I wonder how many words have been written about Andy Murray since his Wimbledon defeat at the weekend?
A lot, that's for sure. Several articles were posted online mere moments after Federer held aloft the coveted golden trophy, and had obviously been prepared in advance along with parallel pieces intended for publication only in the event of a British victory; I think Charlie Brooker was probably alone in admitting honestly, in print, that he'd written his amusing Guardian article before the final even started. There's not a great deal to add to that which has already been penned: Federer was the better player, Murray was gracious and emotional in defeat and perhaps he'll be successful next summer. Yes to all of it.
Since undertaking and completing Jeff Goins' writing challenge, I've been thinking a lot about confidence and hurdles and barriers and discouragement and hard work and setbacks and success. And it seemed to me that Andy Murray encapsulated all of those things on Sunday afternoon. He's worked so hard and done so well just to get to the final, he held his own for at least the first half of the match, and ultimately wasn't the winner. But he's a better player than he was last year. As he said himself during his post-match speech, he's getting closer. He's the top British player at present, and that in itself is an incredible achievement. But it's not enough for him: he wants to progress still further, to improve his game, to beat Federer and experience the rare triumph of winning Wimbledon.
A lot of people were charmed and touched by Andy's tearful words, spoken unsteadily but sincerely in order to congratulate Roger and thank his supporters. The laconic and sometimes moody Scot has gone up in the estimation of many, following his performance both on and off the court. And his determined attitude is, and should be, an inspiration too. After staying at home on Sunday night to rest, lick his wounds and reframe his focus, he's now preparing for the Olympics. And other forthcoming tournaments. And Wimbledon 2013. This particular defeat has stung, but he's not going to allow it to wreck everything for himself, or let himself be affected by the inevitable criticism he's still receiving from various anti-Murray quarters. If anything, it has probably spurred him on more furiously, to prove to himself and his audience that he can do even better.

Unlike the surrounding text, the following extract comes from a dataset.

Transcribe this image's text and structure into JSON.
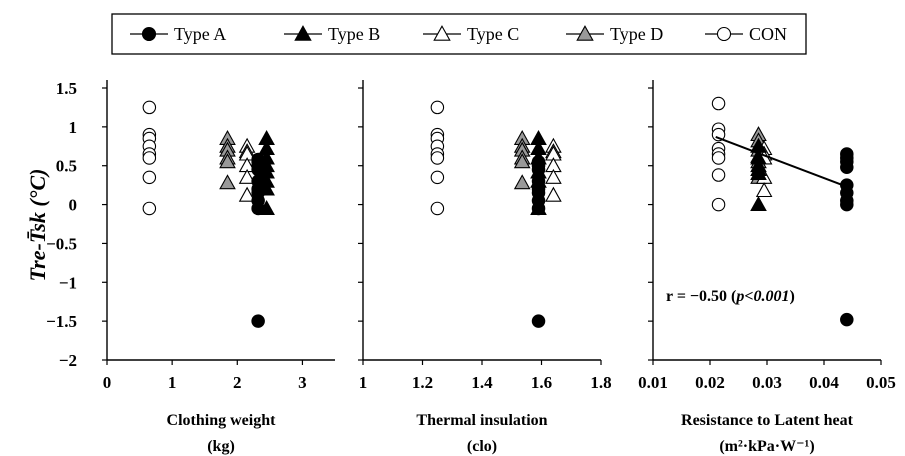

It's so easy to look at other people who are ahead of us in our own particular game - whether that's tennis, teaching, parenting, writing, whatever - and feel discouraged. That person is better than I am. I'll never get there. It's too hard. I'll never be successful. And of course there are never any guarantees in life, just as Andy Murray knows that he may never win Wimbledon. He might be ahead of every other young tennis player in Britain and most of the rest of the world as well, but he's determined to keep improving. And whatever his motives are for doing so, he'll keep working towards that goal. Improvement. With a view to winning tournaments, to be sure, and undoubtedly there'll be more setbacks and defeats along the way. But still, improvement. Which calls for dogged hard work and perseverance and confidence, especially when we come up against hurdles and barriers and discouragement. Every step we take is worthwhile. And sometimes we all need to be reminded of that truth.
We all have different dreams. Some are small targets. Others seem unattainable beyond our wildest imagination. And it's good to reach for them, isn't it? To stretch out and challenge ourselves. To accept help from others along the way. To learn from those who are further on in the game. And to strive for improvement, even in the face of temporary defeat.
What are your dreams? I'd love to hear about them.